Like most of the stories in the Bible, these concerning John the Baptist are also a story about our lives here and now, in between. There's a lot for us to learn from John if we consider everything his witness might teach. This story from my story is just one example:
One fall when I was so sick that I didn't know if I would live to see another Advent, I sat down with a man who worked with troubled people like myself to tell him about a narrow escape I'd had recently.
He listened to my story, and made the right nods and noises of sympathy.
Then he asked me, "Do you know why God saved you?"
I had no idea. At the moment, it felt more like a curse than a blessing to be a survivor.
But he fixed me with his gaze and said something that would ultimately show me my place in the world and God's place in my life. "I think you're still alive," he said, "because you're meant to help someone else."
My response at that moment was not exactly affirmative. Direct contradiction is not the Southern way, but at the time, I thought that my helping someone else was not very likely. It seemed to imply a long-term commitment to life that I did not at that time possess.
Of course, now, ten years later, here I stand, and what I have come to understand is this: The man who made this prediction was John the Baptist, a messenger of hope in dark times preaching change and conversion. He told me about a future that I could and should embrace, and stood near as I moved from one place to the other.
In the lives of most of us there has been at least one person like the one in my story who stood at the threshold of hope, and in the story of John the Baptist we see a powerful witness to the importance of preaching change and preparing the way, the clear value of community.
John's presence as a herald for Jesus is one of the rare things found in all four of our canonical gospels, and in early extra-biblical sources like the Jewish historian Josephus, John is more widely testified to than Jesus himself. Even the Jesus Seminar agrees that John was an actual social prophet who preached an actual message of repentance (the Greek word is "metanoia," symbolizing an ontological change in a person's way of seeing and being).
John was real, and so was his message—real enough to, as verified by history, get himself killed by the powers that be.
The connection between John and Jesus varies from gospel to gospel, but the real truth for us is the narrative truth: John was a prophet who called people to do the right thing, to change their way of being and seeing. And he was a mentor who was at hand to stand beside Jesus as he moved into his work of salvation and reconciliation.
The name "mentor" comes from Homer's Odyssey, as you may know, and it has come to stand for any person who gives the hero of a story the help or knowledge or inspiration she or he needs to complete that story. Often the mentor stands at the threshold between the world that has been and the world that is coming—at the place in between—and is somehow involved in the hero's transition from one life to the next.

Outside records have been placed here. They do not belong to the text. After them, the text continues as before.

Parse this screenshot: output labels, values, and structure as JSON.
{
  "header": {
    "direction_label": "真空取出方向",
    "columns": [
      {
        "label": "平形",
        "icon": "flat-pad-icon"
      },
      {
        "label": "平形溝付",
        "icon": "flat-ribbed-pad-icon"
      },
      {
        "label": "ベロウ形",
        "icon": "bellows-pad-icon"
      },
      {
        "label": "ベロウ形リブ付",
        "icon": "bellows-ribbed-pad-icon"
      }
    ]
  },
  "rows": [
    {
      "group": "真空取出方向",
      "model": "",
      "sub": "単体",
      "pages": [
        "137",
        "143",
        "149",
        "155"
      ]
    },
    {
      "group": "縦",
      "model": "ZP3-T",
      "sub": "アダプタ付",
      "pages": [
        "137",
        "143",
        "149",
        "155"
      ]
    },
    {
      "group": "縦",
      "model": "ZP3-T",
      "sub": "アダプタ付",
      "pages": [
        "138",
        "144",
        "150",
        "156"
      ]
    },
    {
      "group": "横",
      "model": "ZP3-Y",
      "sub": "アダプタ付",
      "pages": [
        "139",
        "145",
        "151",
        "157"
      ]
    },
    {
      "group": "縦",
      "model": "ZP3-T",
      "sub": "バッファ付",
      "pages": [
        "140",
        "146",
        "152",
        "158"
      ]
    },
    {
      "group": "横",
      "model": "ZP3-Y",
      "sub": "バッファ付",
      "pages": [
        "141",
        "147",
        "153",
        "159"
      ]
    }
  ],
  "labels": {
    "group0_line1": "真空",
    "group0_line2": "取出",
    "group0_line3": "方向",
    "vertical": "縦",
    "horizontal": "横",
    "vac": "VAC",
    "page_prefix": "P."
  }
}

Joseph Campbell showed how most of the great stories of humankind—including the story represented by the life of Jesus—follow a pattern he called The Hero's Journey, in which the hero leaves the ordinary world and steps across some sort of threshold—a physical boundary like a river, a portal, a new understanding. John comes to preach metanoia—fundamental change—and that change is evident most powerfully in Jesus himself. In the Gospel of Luke, it is John's baptism of Jesus that actually marks this moment when Jesus of Nazareth crosses the threshold. Before, as the villagers of Nazareth will tell us, Jesus was just the carpenter's son; after, he preaches and teaches and performs wonders and shakes his culture to its foundations.